6. Look at alternative sources of funding
Small firms don’t think hard enough about potential sources of funds. They tend to focus on overdrafts, followed by credit card and friends and family.
“Small businesses need to look at the options out there. There is invoice financing, asset financing and fintech options. We need banks to help them explore what’s available [and not just point them to overdrafts].”
Are staff layoffs or redundancies necessary steps?
The Chancellor has told businesses “help is coming” and has appealed to them not to rush decisions. So should companies be making redundancies now?
“It’s tough times for business large and small. If you are business with 30 people, is it better to make five people redundant and survive than to go bust in six months’ time? I suggest it is. But it’s a tough call to make.
“It all comes back to doing the thinking. If your outgoings are fixed and they can’t be moved and the income is going to stop, at least you are making an informed decision. It’s not ideal. But it’s better than burying your head in the sand, which is more damaging.”

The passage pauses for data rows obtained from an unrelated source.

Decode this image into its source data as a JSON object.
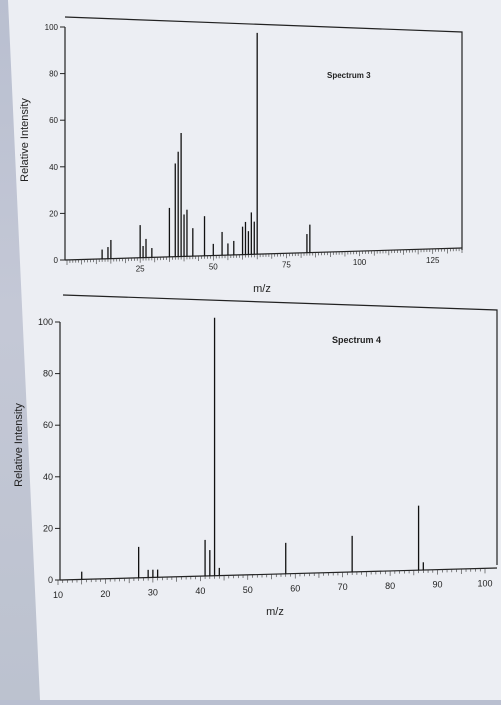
{
  "chart_data": [
    {
      "type": "bar",
      "title": "Spectrum 3",
      "xlabel": "m/z",
      "ylabel": "Relative Intensity",
      "xlim": [
        0,
        135
      ],
      "ylim": [
        0,
        100
      ],
      "xticks": [
        "25",
        "50",
        "75",
        "100",
        "125"
      ],
      "yticks": [
        "0",
        "20",
        "40",
        "60",
        "80",
        "100"
      ],
      "x": [
        12,
        14,
        15,
        25,
        26,
        27,
        29,
        35,
        37,
        38,
        39,
        40,
        41,
        43,
        47,
        50,
        53,
        55,
        57,
        60,
        61,
        62,
        63,
        64,
        65,
        82,
        83
      ],
      "values": [
        4,
        5,
        8,
        14,
        5,
        8,
        4,
        21,
        40,
        45,
        53,
        18,
        20,
        12,
        17,
        5,
        10,
        5,
        6,
        12,
        14,
        10,
        18,
        14,
        95,
        8,
        12
      ]
    },
    {
      "type": "bar",
      "title": "Spectrum 4",
      "xlabel": "m/z",
      "ylabel": "Relative Intensity",
      "xlim": [
        10,
        100
      ],
      "ylim": [
        0,
        100
      ],
      "xticks": [
        "10",
        "20",
        "30",
        "40",
        "50",
        "60",
        "70",
        "80",
        "90",
        "100"
      ],
      "yticks": [
        "0",
        "20",
        "40",
        "60",
        "80",
        "100"
      ],
      "x": [
        15,
        27,
        29,
        30,
        31,
        41,
        42,
        43,
        44,
        58,
        72,
        86,
        87
      ],
      "values": [
        3,
        12,
        3,
        3,
        3,
        14,
        10,
        100,
        3,
        12,
        14,
        25,
        3
      ]
    }
  ]
}
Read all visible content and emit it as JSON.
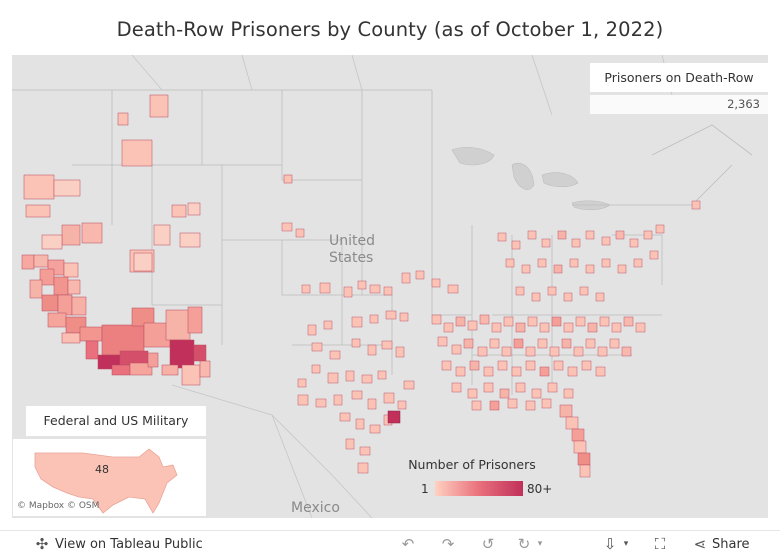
{
  "title": "Death-Row Prisoners by County (as of October 1, 2022)",
  "map": {
    "country_label_line1": "United",
    "country_label_line2": "States",
    "mexico_label": "Mexico",
    "attribution": "© Mapbox  © OSM",
    "colors": {
      "background": "#e3e3e3",
      "low": "#ffd1c1",
      "high": "#c0305a",
      "border": "#b0b0b0"
    }
  },
  "kpi": {
    "title": "Prisoners on Death-Row",
    "value": "2,363"
  },
  "inset": {
    "title": "Federal and US Military",
    "value": "48"
  },
  "legend": {
    "title": "Number of Prisoners",
    "min": "1",
    "max": "80+"
  },
  "toolbar": {
    "view_label": "View on Tableau Public",
    "share_label": "Share"
  }
}
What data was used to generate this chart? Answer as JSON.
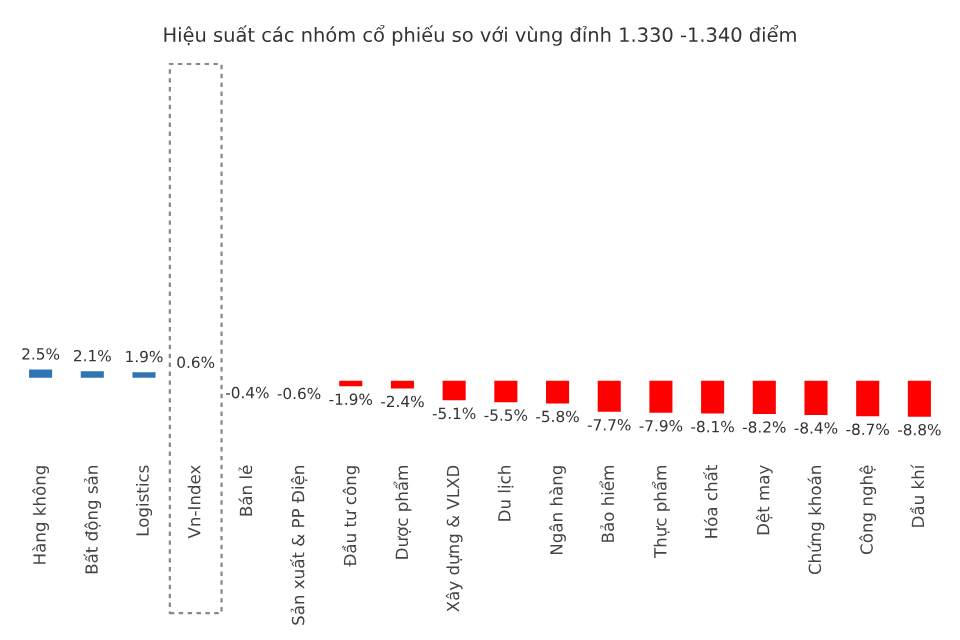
{
  "chart_data": {
    "type": "bar",
    "title": "Hiệu suất các nhóm cổ phiếu so với vùng đỉnh 1.330 -1.340 điểm",
    "categories": [
      "Hàng không",
      "Bất động sản",
      "Logistics",
      "Vn-Index",
      "Bán lẻ",
      "Sản xuất & PP Điện",
      "Đầu tư công",
      "Dược phẩm",
      "Xây dựng & VLXD",
      "Du lịch",
      "Ngân hàng",
      "Bảo hiểm",
      "Thực phẩm",
      "Hóa chất",
      "Dệt may",
      "Chứng khoán",
      "Công nghệ",
      "Dầu khí"
    ],
    "values": [
      2.5,
      2.1,
      1.9,
      0.6,
      -0.4,
      -0.6,
      -1.9,
      -2.4,
      -5.1,
      -5.5,
      -5.8,
      -7.7,
      -7.9,
      -8.1,
      -8.2,
      -8.4,
      -8.7,
      -8.8
    ],
    "colors": [
      "#2e75b6",
      "#2e75b6",
      "#2e75b6",
      "#2e75b6",
      "#ff0000",
      "#ff0000",
      "#ff0000",
      "#ff0000",
      "#ff0000",
      "#ff0000",
      "#ff0000",
      "#ff0000",
      "#ff0000",
      "#ff0000",
      "#ff0000",
      "#ff0000",
      "#ff0000",
      "#ff0000"
    ],
    "value_labels": [
      "2.5%",
      "2.1%",
      "1.9%",
      "0.6%",
      "-0.4%",
      "-0.6%",
      "-1.9%",
      "-2.4%",
      "-5.1%",
      "-5.5%",
      "-5.8%",
      "-7.7%",
      "-7.9%",
      "-8.1%",
      "-8.2%",
      "-8.4%",
      "-8.7%",
      "-8.8%"
    ],
    "tick_labels": "x"
  }
}
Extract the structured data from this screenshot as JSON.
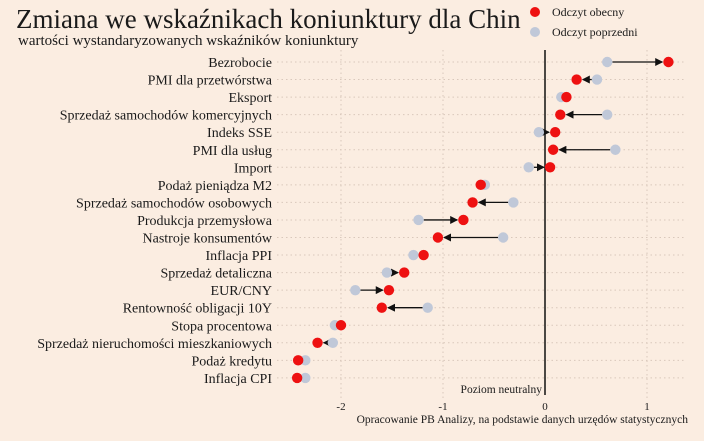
{
  "chart_data": {
    "type": "dumbbell",
    "title": "Zmiana we wskaźnikach koniunktury dla Chin",
    "subtitle": "wartości wystandaryzowanych wskaźników koniunktury",
    "xlabel": "",
    "ylabel": "",
    "xlim": [
      -2.65,
      1.38
    ],
    "xticks": [
      -2,
      -1,
      0,
      1
    ],
    "xtick_labels": [
      "-2",
      "-1",
      "0",
      "1"
    ],
    "grid": true,
    "legend_position": "top-right",
    "legend": [
      {
        "name": "Odczyt obecny",
        "color": "#ee1111"
      },
      {
        "name": "Odczyt poprzedni",
        "color": "#c0c8d8"
      }
    ],
    "zero_line_label": "Poziom neutralny",
    "source": "Opracowanie PB Analizy, na podstawie danych urzędów statystycznych",
    "categories": [
      "Bezrobocie",
      "PMI dla przetwórstwa",
      "Eksport",
      "Sprzedaż samochodów komercyjnych",
      "Indeks SSE",
      "PMI dla usług",
      "Import",
      "Podaż pieniądza M2",
      "Sprzedaż samochodów osobowych",
      "Produkcja przemysłowa",
      "Nastroje konsumentów",
      "Inflacja PPI",
      "Sprzedaż detaliczna",
      "EUR/CNY",
      "Rentowność obligacji 10Y",
      "Stopa procentowa",
      "Sprzedaż nieruchomości mieszkaniowych",
      "Podaż kredytu",
      "Inflacja CPI"
    ],
    "series": [
      {
        "name": "Odczyt obecny",
        "color": "#ee1111",
        "values": [
          1.21,
          0.31,
          0.21,
          0.15,
          0.1,
          0.08,
          0.05,
          -0.63,
          -0.71,
          -0.8,
          -1.05,
          -1.19,
          -1.38,
          -1.53,
          -1.6,
          -2.0,
          -2.23,
          -2.42,
          -2.43
        ]
      },
      {
        "name": "Odczyt poprzedni",
        "color": "#c0c8d8",
        "values": [
          0.61,
          0.51,
          0.16,
          0.61,
          -0.06,
          0.69,
          -0.16,
          -0.59,
          -0.31,
          -1.24,
          -0.41,
          -1.29,
          -1.55,
          -1.86,
          -1.15,
          -2.06,
          -2.08,
          -2.35,
          -2.35
        ]
      }
    ]
  }
}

Is the Government’s £330 billion package enough?
“What’s encouraging me is the flexibility. Within a week we’ve gone from one package of measures to something much broader. It does suggest the Government is thinking on its feet. The one challenge is how that help gets out to businesses – making sure the banks are on board and sufficiently fleet of foot to make it happen.”
Will banks and businesses support each other?
“One of the notable things is the recognition from Government and business that it is a crisis for everybody, and we all need to work together.
“What we are seeing is a real wartime spirit, a let’s-pull-together attitude. We need to encourage that. I say collaborate, don’t complicate. We need to work together to support each other.
“The banks are making the right noises. They have to do the right thing to some extent. Like the landlords, if they can keep a business ticking over it’s better for them than letting if fold and losing the entire loan.”
AAT has campaigned for prompt payments, and for it to be mandatory for large companies to pay in 30 days. Is it time this happened?
“Yes, prompt payment should be a given.”
“If businesses aren’t being paid, then the Small Business Commissioner’s office is there to help. We can intervene with large businesses and so far we have obtained seven million pounds. We invite firms having problems to get in touch.”
Phillip King is Small Business Commissioner. Over 40 years, he has held senior credit management roles in the high-tech and communication sectors, in distribution and retail, including spells at Olivetti and Vodafone. He was appointed Director General of the Institute of Credit Management (ICM) in 2005, and later Chief Executive, and was behind the institute’s drive to become a chartered body (the CICM) in 2015.
David Nunn is Content Manager at AAT.